(via Unsplash)

Using Python to Create a Spotify Playlist of the Samples on an Album

Trade in for-loops and random samples for drum loops and soul samples

Eric Hochberger
7 min readMar 4, 2020

--

Introduction

As an avid hip-hop fan, I have always been extremely interested in sampling. Sampling in music, for the uninitiated, is the act of repurposing a piece of an existing song as part of a new song. A great example is Kanye West’s “My Way Home” off of his 2005 album Late Registration, which samples Gil Scott-Heron’s “Home Is Where The Hatred Is” from his 1971 album, Pieces of a Man.

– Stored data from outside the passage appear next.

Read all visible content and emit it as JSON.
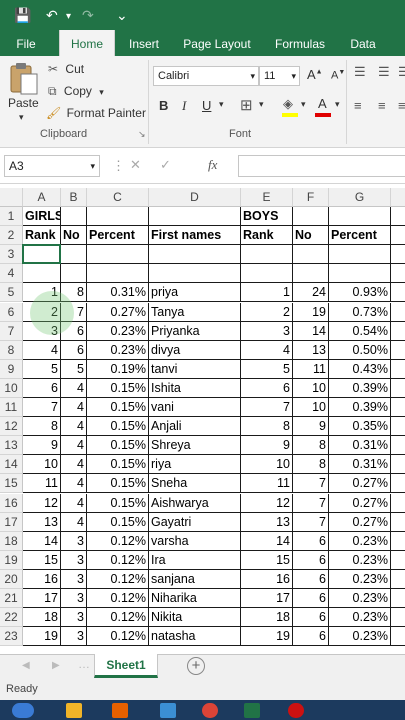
{
  "app": {
    "name": "Excel"
  },
  "qat": {
    "save": "💾",
    "undo": "↶",
    "redo": "↷",
    "more": "⌄"
  },
  "tabs": [
    {
      "label": "File"
    },
    {
      "label": "Home"
    },
    {
      "label": "Insert"
    },
    {
      "label": "Page Layout"
    },
    {
      "label": "Formulas"
    },
    {
      "label": "Data"
    }
  ],
  "ribbon": {
    "clipboard": {
      "paste": "Paste",
      "cut": "Cut",
      "copy": "Copy",
      "format_painter": "Format Painter",
      "group": "Clipboard"
    },
    "font": {
      "name": "Calibri",
      "size": "11",
      "bold": "B",
      "italic": "I",
      "underline": "U",
      "grow": "A",
      "shrink": "A",
      "group": "Font"
    }
  },
  "formula_bar": {
    "name_box": "A3",
    "fx": "fx",
    "formula": ""
  },
  "columns": [
    "A",
    "B",
    "C",
    "D",
    "E",
    "F",
    "G"
  ],
  "rows": [
    {
      "n": "1",
      "a": "GIRLS",
      "b": "",
      "c": "",
      "d": "",
      "e": "BOYS",
      "f": "",
      "g": ""
    },
    {
      "n": "2",
      "a": "Rank",
      "b": "No",
      "c": "Percent",
      "d": "First names",
      "e": "Rank",
      "f": "No",
      "g": "Percent"
    },
    {
      "n": "3",
      "a": "",
      "b": "",
      "c": "",
      "d": "",
      "e": "",
      "f": "",
      "g": ""
    },
    {
      "n": "4",
      "a": "",
      "b": "",
      "c": "",
      "d": "",
      "e": "",
      "f": "",
      "g": ""
    },
    {
      "n": "5",
      "a": "1",
      "b": "8",
      "c": "0.31%",
      "d": "priya",
      "e": "1",
      "f": "24",
      "g": "0.93%"
    },
    {
      "n": "6",
      "a": "2",
      "b": "7",
      "c": "0.27%",
      "d": "Tanya",
      "e": "2",
      "f": "19",
      "g": "0.73%"
    },
    {
      "n": "7",
      "a": "3",
      "b": "6",
      "c": "0.23%",
      "d": "Priyanka",
      "e": "3",
      "f": "14",
      "g": "0.54%"
    },
    {
      "n": "8",
      "a": "4",
      "b": "6",
      "c": "0.23%",
      "d": "divya",
      "e": "4",
      "f": "13",
      "g": "0.50%"
    },
    {
      "n": "9",
      "a": "5",
      "b": "5",
      "c": "0.19%",
      "d": "tanvi",
      "e": "5",
      "f": "11",
      "g": "0.43%"
    },
    {
      "n": "10",
      "a": "6",
      "b": "4",
      "c": "0.15%",
      "d": "Ishita",
      "e": "6",
      "f": "10",
      "g": "0.39%"
    },
    {
      "n": "11",
      "a": "7",
      "b": "4",
      "c": "0.15%",
      "d": "vani",
      "e": "7",
      "f": "10",
      "g": "0.39%"
    },
    {
      "n": "12",
      "a": "8",
      "b": "4",
      "c": "0.15%",
      "d": "Anjali",
      "e": "8",
      "f": "9",
      "g": "0.35%"
    },
    {
      "n": "13",
      "a": "9",
      "b": "4",
      "c": "0.15%",
      "d": "Shreya",
      "e": "9",
      "f": "8",
      "g": "0.31%"
    },
    {
      "n": "14",
      "a": "10",
      "b": "4",
      "c": "0.15%",
      "d": "riya",
      "e": "10",
      "f": "8",
      "g": "0.31%"
    },
    {
      "n": "15",
      "a": "11",
      "b": "4",
      "c": "0.15%",
      "d": "Sneha",
      "e": "11",
      "f": "7",
      "g": "0.27%"
    },
    {
      "n": "16",
      "a": "12",
      "b": "4",
      "c": "0.15%",
      "d": "Aishwarya",
      "e": "12",
      "f": "7",
      "g": "0.27%"
    },
    {
      "n": "17",
      "a": "13",
      "b": "4",
      "c": "0.15%",
      "d": "Gayatri",
      "e": "13",
      "f": "7",
      "g": "0.27%"
    },
    {
      "n": "18",
      "a": "14",
      "b": "3",
      "c": "0.12%",
      "d": "varsha",
      "e": "14",
      "f": "6",
      "g": "0.23%"
    },
    {
      "n": "19",
      "a": "15",
      "b": "3",
      "c": "0.12%",
      "d": "Ira",
      "e": "15",
      "f": "6",
      "g": "0.23%"
    },
    {
      "n": "20",
      "a": "16",
      "b": "3",
      "c": "0.12%",
      "d": "sanjana",
      "e": "16",
      "f": "6",
      "g": "0.23%"
    },
    {
      "n": "21",
      "a": "17",
      "b": "3",
      "c": "0.12%",
      "d": "Niharika",
      "e": "17",
      "f": "6",
      "g": "0.23%"
    },
    {
      "n": "22",
      "a": "18",
      "b": "3",
      "c": "0.12%",
      "d": "Nikita",
      "e": "18",
      "f": "6",
      "g": "0.23%"
    },
    {
      "n": "23",
      "a": "19",
      "b": "3",
      "c": "0.12%",
      "d": "natasha",
      "e": "19",
      "f": "6",
      "g": "0.23%"
    }
  ],
  "sheet_tab": {
    "label": "Sheet1"
  },
  "status": {
    "text": "Ready"
  },
  "colors": {
    "excel_green": "#217346",
    "taskbar": "#1c3a5e"
  }
}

Late Registration is filled with great samples from the aforementioned Heron track to Shirley Bassey’s classic “Diamonds Are Forever,” which served as a theme song to the Bond movie of the same name. Having listened through Late Registration countless times, I wanted to dive deeper into the music and explore the influences that West and co-producer Jon Brion rendered literal via sampling. I began by searching the songs on Genius, finding the names of the samples and manually adding them to a Spotify playlist. This, predictably, grew cumbersome after a while, so I wrote a script to automate the process. Below, I will demonstrate how the script works using Late Registration as an example, but if you want to jump straight into the code, you can find it on my GitHub.

Web Scraping

The first step was generating a list of the samples from Late Registration. As mentioned before, Genius has great crowdsourced data for the samples on each song, so it was just a matter of gathering the links for the pages of each song on the album, looping through them, and scraping the sample information from each:

Genius Track Info for “My Way Home”
Uses Python Modules BeautifulSoup4 and Requests

Or so I thought. Upon running the scraper with this strategy and seeing that the resulting dataframe contained 12 results (two of which were duplicates), I suspected the scraper was missing information so I did some manual inspection on the Genius song pages to figure out why.

Genius song page for “Late” by Kanye West

As it turns out, the sample information on some Genius song pages is found in the introductory production annotation and not in the song’s info box. This was a frustrating realization, but it challenged me to engineer a workaround.

Getting Sample Data From Annotations

Genius, like Spotify, has a free API, which allows users to pull information about specific annotations so once I had the annotation isolated, I just needed to extract the sample information. Since annotations are not standardized, it would not have been straightforward to parse the text in order to determine the name of the sample. However, I noticed that any time Genius users refer to samples, they provide an accompanying Youtube link. How considerate. Using this information, I was able to develop a supplementary scraper that isolates a Genius production annotation and outputs sample information by scraping the title of the Youtube video within the annotation:

Now equipped with this more robust scraper, we can take a look at the data output from the Genius URL for Late Registration:

Sample Data from Info Boxes (Screenshot by Author)
Sample Data from Annotations (Screenshot by Author)

I’ll refer to these two dataframes as sample_data and titles, respectively, going forward. Though it may appear that the scraper made some errors given that there are duplicate tracks in the dataframes, this is actually evidence that the scraper is working. The first two tracks on Late Registration, “Wake Up Mr. West,” and “Heard ’Em Say,” are brilliantly linked together by samples of this gorgeous Natalie Cole track with the former sampling the introductory piano part as is, and the latter employing a section of the same piano part on loop as the basis for its beat. “Diamonds Are Forever” features twice due to the album containing the original version of “Diamonds From Sierra Leone,” which samples the Bassey track and was the lead single from the album, and a remix that features Kanye’s mentor, Jay-Z.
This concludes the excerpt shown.